Margin required in this case is 1,000 dollars (your money) if it is expressed as a percent of 100,000 dollars which you control it is:

If indices trading leverage = 100:1

1,000 / 100,000 * 100= 1%

Margin required = 1%

(1/100 *100= 1%)

(Simplify - your indices trading capital is \$1,000 after stock indices leverage you control \$100,000 - \$1,000 is what percent of \$100,000 - it is 1%) that is your indices trading margin requirement for your stock indexes trading account.

The indices trading margin example explained and illustrated below, the set stock indices leverage is 100:1, the indices trading margin which is 1% is \$2683.07, therefore the total amount controlled by the indices trader is: \$268,307 - this is because with this indices trading leverage the indices trader has used little of his money and borrowed the rest, with this set at 100:1, the indices trader is using 1 % of their trading capital, this 1% is \$2683.07, if 1% is \$2683.07 then 100% is \$268,307 • If = 50:1 Indices Trading Leverage - Used Indices Trading Leverage

Then indices trading margin requirement = 1/50 *100= 2%

if you have \$1,000,

1,000* 50 = \$50,000.

1,000 / 50,000 * 100= 2%

(Simplify - your indices trading capital is \$1,000 after stock indices leverage you control \$50,000 - \$1,000 is what percent of \$50,000 - it is 2%) that is your indices trading margin requirement

• If = 20:1 Indices Trading Leverage - Used Indices Trading Leverage

Then the indices trading margin requirement = 1/20 *100= 5%

if you have \$1,000,

1,000* 20 = \$20,000.

1,000 / 20,000 * 100= 5%

(Simplify - your indices trading capital is \$1,000 after stock indices leverage you control \$20,000 - \$1,000 is what percent of \$20,000 - it is 5%) that is your indices trading margin requirement

• If = 10:1 Indices Trading Leverage - Used Indices Trading Leverage

Then the indices trading margin requirement is = 1/10 *100= 10%

if you have \$1,000,

1,000* 10 = \$10,000.

1,000 / 10,000 * 100= 10%

(Simplify - your indices trading capital is \$1,000 after stock indices leverage you control \$10,000 - \$1,000 is what percent of \$10,000 - it is 10%) that is your indices trading margin requirement

### What is The Difference Between Maximum Indices Trading Leverage and Used Indices Trading Leverage

If your indices broker has given you 100:1 Maximum Indices Trading Leverage, but you only open a trade of 10,000 dollars then Used Indices Trading Leverage is:

10,000 dollars: 1,000 dollars (your money)

10:1

In the above MetaTrader 4 indices trading screenshot example, the indices trader is using \$2683.07, the total controlled amount is \$268,307, but indices trading account equity is \$16,116.55, therefore used stock indices leverage is (\$268,307 divide by 16,116.55) = 16.64 : 1

16.64 : 1 Used Indices Trading Leverage

Indices Trading Margin accounts allows traders to control a large amounts of indices trading units using leverage using little of their own capital while borrowing the rest

Obtaining this indices trading account will enable you to borrow money from the indices broker to trade indices lots with.

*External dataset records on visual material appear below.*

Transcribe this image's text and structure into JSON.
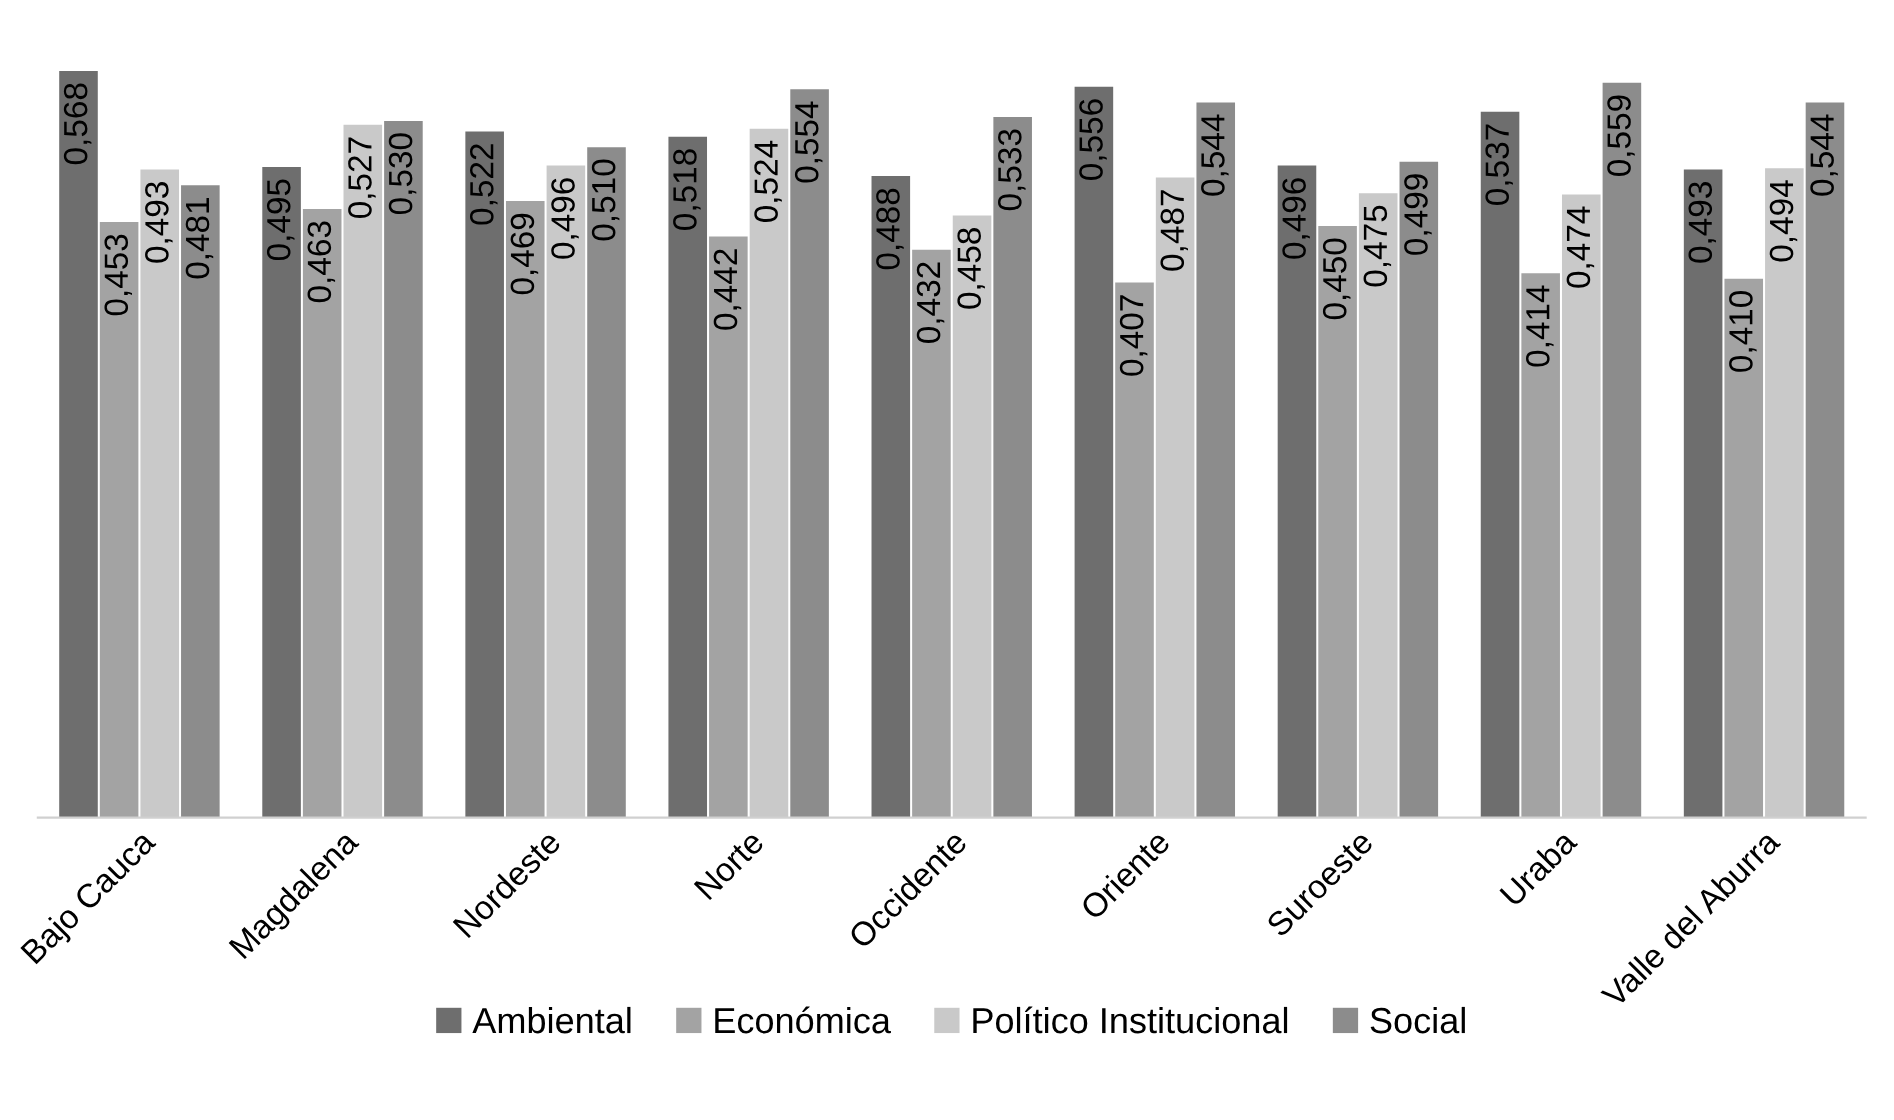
{
  "chart_data": {
    "type": "bar",
    "categories": [
      "Bajo Cauca",
      "Magdalena",
      "Nordeste",
      "Norte",
      "Occidente",
      "Oriente",
      "Suroeste",
      "Uraba",
      "Valle del Aburra"
    ],
    "series": [
      {
        "name": "Ambiental",
        "color": "#6e6e6e",
        "values": [
          0.568,
          0.495,
          0.522,
          0.518,
          0.488,
          0.556,
          0.496,
          0.537,
          0.493
        ],
        "value_labels": [
          "0,568",
          "0,495",
          "0,522",
          "0,518",
          "0,488",
          "0,556",
          "0,496",
          "0,537",
          "0,493"
        ]
      },
      {
        "name": "Económica",
        "color": "#a3a3a3",
        "values": [
          0.453,
          0.463,
          0.469,
          0.442,
          0.432,
          0.407,
          0.45,
          0.414,
          0.41
        ],
        "value_labels": [
          "0,453",
          "0,463",
          "0,469",
          "0,442",
          "0,432",
          "0,407",
          "0,450",
          "0,414",
          "0,410"
        ]
      },
      {
        "name": "Político Institucional",
        "color": "#c9c9c9",
        "values": [
          0.493,
          0.527,
          0.496,
          0.524,
          0.458,
          0.487,
          0.475,
          0.474,
          0.494
        ],
        "value_labels": [
          "0,493",
          "0,527",
          "0,496",
          "0,524",
          "0,458",
          "0,487",
          "0,475",
          "0,474",
          "0,494"
        ]
      },
      {
        "name": "Social",
        "color": "#8c8c8c",
        "values": [
          0.481,
          0.53,
          0.51,
          0.554,
          0.533,
          0.544,
          0.499,
          0.559,
          0.544
        ],
        "value_labels": [
          "0,481",
          "0,530",
          "0,510",
          "0,554",
          "0,533",
          "0,544",
          "0,499",
          "0,559",
          "0,544"
        ]
      }
    ],
    "legend": "bottom",
    "grid": false,
    "tick_labels": "x"
  }
}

The amount of borrowing power your account gives you what is called “ indices trading leverage”, and is usually expressed as a ratio - a ratio of 100:1 means you can control resources worth 100 times your deposit.

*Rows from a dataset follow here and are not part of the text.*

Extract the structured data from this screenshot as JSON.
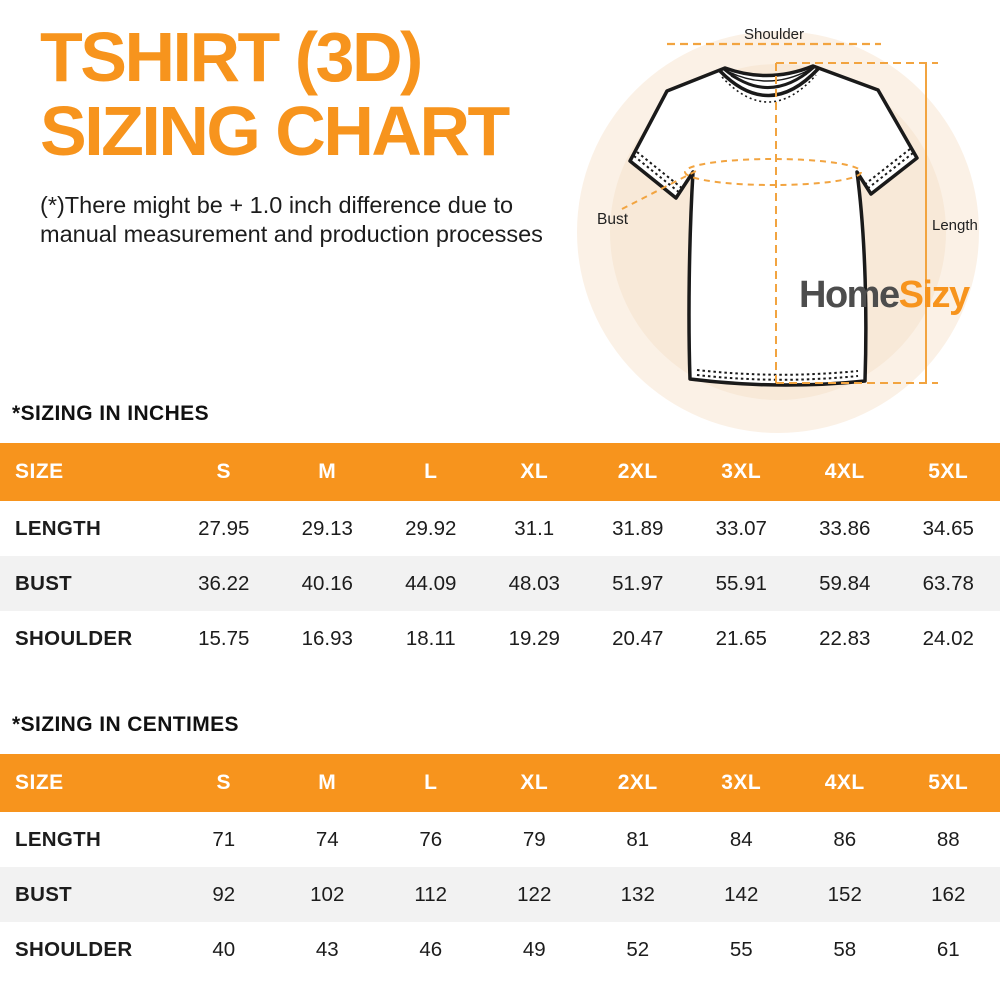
{
  "header": {
    "title_line1": "TSHIRT (3D)",
    "title_line2": "SIZING CHART",
    "disclaimer_line1": "(*)There might be + 1.0 inch difference due to",
    "disclaimer_line2": "manual measurement and production processes"
  },
  "diagram": {
    "shoulder_label": "Shoulder",
    "bust_label": "Bust",
    "length_label": "Length",
    "logo_part1": "Home",
    "logo_part2": "Sizy"
  },
  "colors": {
    "accent_orange": "#F7941D",
    "measure_line_orange": "#F2A440",
    "table_header_bg": "#F7941D",
    "table_header_text": "#FFFFFF",
    "table_alt_row_bg": "#F2F2F2",
    "text_dark": "#1C1C1C",
    "logo_gray": "#4D4D4D",
    "logo_orange": "#F7941D",
    "circle_outer": "#FBF1E6",
    "circle_inner": "#F8E9D8",
    "shirt_outline": "#1A1A1A"
  },
  "chart_data": [
    {
      "type": "table",
      "title": "*SIZING IN INCHES",
      "columns": [
        "SIZE",
        "S",
        "M",
        "L",
        "XL",
        "2XL",
        "3XL",
        "4XL",
        "5XL"
      ],
      "rows": [
        {
          "label": "LENGTH",
          "values": [
            "27.95",
            "29.13",
            "29.92",
            "31.1",
            "31.89",
            "33.07",
            "33.86",
            "34.65"
          ]
        },
        {
          "label": "BUST",
          "values": [
            "36.22",
            "40.16",
            "44.09",
            "48.03",
            "51.97",
            "55.91",
            "59.84",
            "63.78"
          ]
        },
        {
          "label": "SHOULDER",
          "values": [
            "15.75",
            "16.93",
            "18.11",
            "19.29",
            "20.47",
            "21.65",
            "22.83",
            "24.02"
          ]
        }
      ]
    },
    {
      "type": "table",
      "title": "*SIZING IN CENTIMES",
      "columns": [
        "SIZE",
        "S",
        "M",
        "L",
        "XL",
        "2XL",
        "3XL",
        "4XL",
        "5XL"
      ],
      "rows": [
        {
          "label": "LENGTH",
          "values": [
            "71",
            "74",
            "76",
            "79",
            "81",
            "84",
            "86",
            "88"
          ]
        },
        {
          "label": "BUST",
          "values": [
            "92",
            "102",
            "112",
            "122",
            "132",
            "142",
            "152",
            "162"
          ]
        },
        {
          "label": "SHOULDER",
          "values": [
            "40",
            "43",
            "46",
            "49",
            "52",
            "55",
            "58",
            "61"
          ]
        }
      ]
    }
  ]
}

What this means in Indices Trading terms is that with 1% margin in your indices trading account you can control a trade worth \$100,000 with a \$1,000 deposit.

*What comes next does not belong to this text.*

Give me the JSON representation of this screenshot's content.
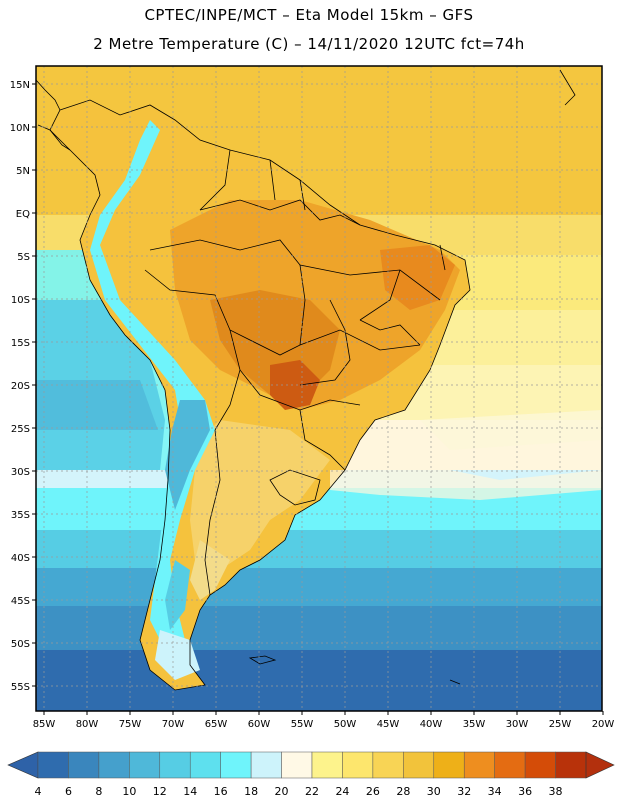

However, Trading this margin indices trading account increases both potential for profits as well as losses. In Indices Trading you can never lose more than you invest, losses are limited to your deposits and usually brokers will close a transaction that extends beyond your deposit amount by executing a margin call. Indices traders must therefore try to keep their margin level above that required. By using indices trading money management rules and keeping your used indices trading leverage below 5:1.